Grève chez Solvay (La Rochelle) : le bras de fer continue

Le conflit opposant le syndicat CGT et la direction du groupe chimique Solvay (Ex-Rhodia) à La Rochelle est rentré dans sa 4ème semaine. Démarré le 11 décembre, suite à l’échec des négociations annuelles obligatoires (NAO) sur les salaires, le confit s’est durcit lorsque la direction a choisi de suspendre les contrats de travail de 53 des 360 salariés du site. Pour la CGT, l’objectif est ni plus ni moins que de « casser la grève d’une manière brutale » explique Gilles Barrière, délégué syndical CGT du site rochelais. Loin de décourager les grévistes, la situation que vivent 53 d’entre eux provoque un élan de solidarité.

Echec des négociations annuelles obligatoires

Pour comprendre pourquoi la grève a été déclenchée sur 12 des 14 sites industriels du groupe, il faut revenir sur les raisons de l’échec des NAO. Gilles Barrière explique : « Cette année, la direction veut limiter la hausse des rémunérations à 20 euros par mois, contre 35 euros l’an dernier et 45 euros voilà deux ans, alors que dans un même temps l’entreprise gagne de l’argent et que notre PDG s’est augmenté, lui, de 1000 euros par jour. L’entreprise se porte bien et pourtant, plus ça va, plus les augmentations sont faibles, alors que les salariés ont déjà fait beaucoup d’efforts. Ces efforts doivent être pris en compte. »

« suspendre les contrats de travail de 53 salariés après 9 jours de grève, c’est du jamais vu »
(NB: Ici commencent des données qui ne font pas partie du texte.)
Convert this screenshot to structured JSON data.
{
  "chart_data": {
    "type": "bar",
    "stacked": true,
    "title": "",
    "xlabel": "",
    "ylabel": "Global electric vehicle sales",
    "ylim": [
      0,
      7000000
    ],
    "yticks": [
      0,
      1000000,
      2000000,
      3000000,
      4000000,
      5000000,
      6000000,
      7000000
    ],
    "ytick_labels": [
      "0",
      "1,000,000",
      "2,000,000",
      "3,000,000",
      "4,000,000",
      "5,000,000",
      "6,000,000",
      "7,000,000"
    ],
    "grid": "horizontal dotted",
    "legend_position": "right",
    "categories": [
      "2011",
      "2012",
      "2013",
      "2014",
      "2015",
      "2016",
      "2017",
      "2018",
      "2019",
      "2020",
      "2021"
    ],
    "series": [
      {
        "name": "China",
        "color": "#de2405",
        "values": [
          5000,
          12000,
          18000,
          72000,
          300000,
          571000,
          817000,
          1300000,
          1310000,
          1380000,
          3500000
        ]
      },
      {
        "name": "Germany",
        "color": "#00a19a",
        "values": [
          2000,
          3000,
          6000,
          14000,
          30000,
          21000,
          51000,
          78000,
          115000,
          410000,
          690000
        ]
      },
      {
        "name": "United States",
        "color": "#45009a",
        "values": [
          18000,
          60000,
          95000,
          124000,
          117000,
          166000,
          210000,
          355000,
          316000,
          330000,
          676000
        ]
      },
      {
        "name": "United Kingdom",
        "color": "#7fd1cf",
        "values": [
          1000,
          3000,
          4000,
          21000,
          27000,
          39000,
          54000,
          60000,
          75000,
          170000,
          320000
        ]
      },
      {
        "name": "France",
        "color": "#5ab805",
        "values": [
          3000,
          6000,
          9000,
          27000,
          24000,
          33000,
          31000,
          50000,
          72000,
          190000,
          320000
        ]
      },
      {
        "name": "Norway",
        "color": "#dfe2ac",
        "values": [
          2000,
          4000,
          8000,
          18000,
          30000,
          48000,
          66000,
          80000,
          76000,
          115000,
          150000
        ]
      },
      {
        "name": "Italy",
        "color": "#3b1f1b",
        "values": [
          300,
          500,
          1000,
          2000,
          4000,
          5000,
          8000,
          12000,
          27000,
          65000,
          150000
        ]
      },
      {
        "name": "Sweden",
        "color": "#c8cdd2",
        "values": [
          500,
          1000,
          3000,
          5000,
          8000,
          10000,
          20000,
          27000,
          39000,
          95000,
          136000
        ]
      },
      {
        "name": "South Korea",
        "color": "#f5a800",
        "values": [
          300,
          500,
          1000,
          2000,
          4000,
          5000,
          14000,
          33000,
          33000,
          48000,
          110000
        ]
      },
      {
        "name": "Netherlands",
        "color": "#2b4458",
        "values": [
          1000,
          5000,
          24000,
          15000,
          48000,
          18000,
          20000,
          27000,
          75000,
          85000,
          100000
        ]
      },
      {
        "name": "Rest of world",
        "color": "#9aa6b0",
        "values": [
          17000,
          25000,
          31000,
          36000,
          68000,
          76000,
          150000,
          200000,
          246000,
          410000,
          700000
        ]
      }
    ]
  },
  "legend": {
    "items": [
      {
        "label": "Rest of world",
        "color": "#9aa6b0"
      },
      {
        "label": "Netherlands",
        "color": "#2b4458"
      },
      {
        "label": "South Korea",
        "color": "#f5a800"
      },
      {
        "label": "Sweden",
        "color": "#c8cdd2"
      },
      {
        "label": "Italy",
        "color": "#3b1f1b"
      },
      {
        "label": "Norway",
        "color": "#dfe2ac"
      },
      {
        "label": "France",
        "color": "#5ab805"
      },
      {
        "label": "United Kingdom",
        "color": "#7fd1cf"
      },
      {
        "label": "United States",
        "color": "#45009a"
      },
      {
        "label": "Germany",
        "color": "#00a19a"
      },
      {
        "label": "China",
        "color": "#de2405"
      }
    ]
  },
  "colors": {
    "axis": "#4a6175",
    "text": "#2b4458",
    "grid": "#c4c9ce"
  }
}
Pour la CGT, la direction mise sur une casse du mouvement par des moyens juridiques. « Priver de salaire 53 de nos collègues grévistes, sous prétexte que deux heures de grève par jour ne permet plus à l’entreprise de donner du travail à ses salariés durant les 6 heures restantes, c’est se moquer d’eux » martèle le syndicaliste. Pour la CGT, le message de la direction est clair : en suspendant les contrats de travail de 53 salariés, elle leur empêche d’exercer leur droit de grève. Sans contrat de travail, difficile d’exercer son droit de grève. « C’est une véritable remise en question du droit de grève« , dénonce un élu CGT.

Barbecue revendicatif

A l’appel de la direction, une réunion aura lieu demain matin, ainsi qu’une réunion extraordinaire du CE, vendredi matin. D’ores et déjà, la CGT a décidé de réunir ses forces autour d’un barbecue revendicatif le vendredi midi, devant l’entreprise. Il est organisé avec le soutien de l’Union départementale de Charente-Maritime et de l’Union locale de La Rochelle. Parallèlement, et pour que la solidarité s’exerce de manière efficace, la CGT incite tous ses syndicats à faire des dons par chèque au nom de l’UD CGT de Charente-Maritime. Ils seront transmis au Syndicat CGT de Solvay afin que cette grève affecte le moins possible la vie familiale.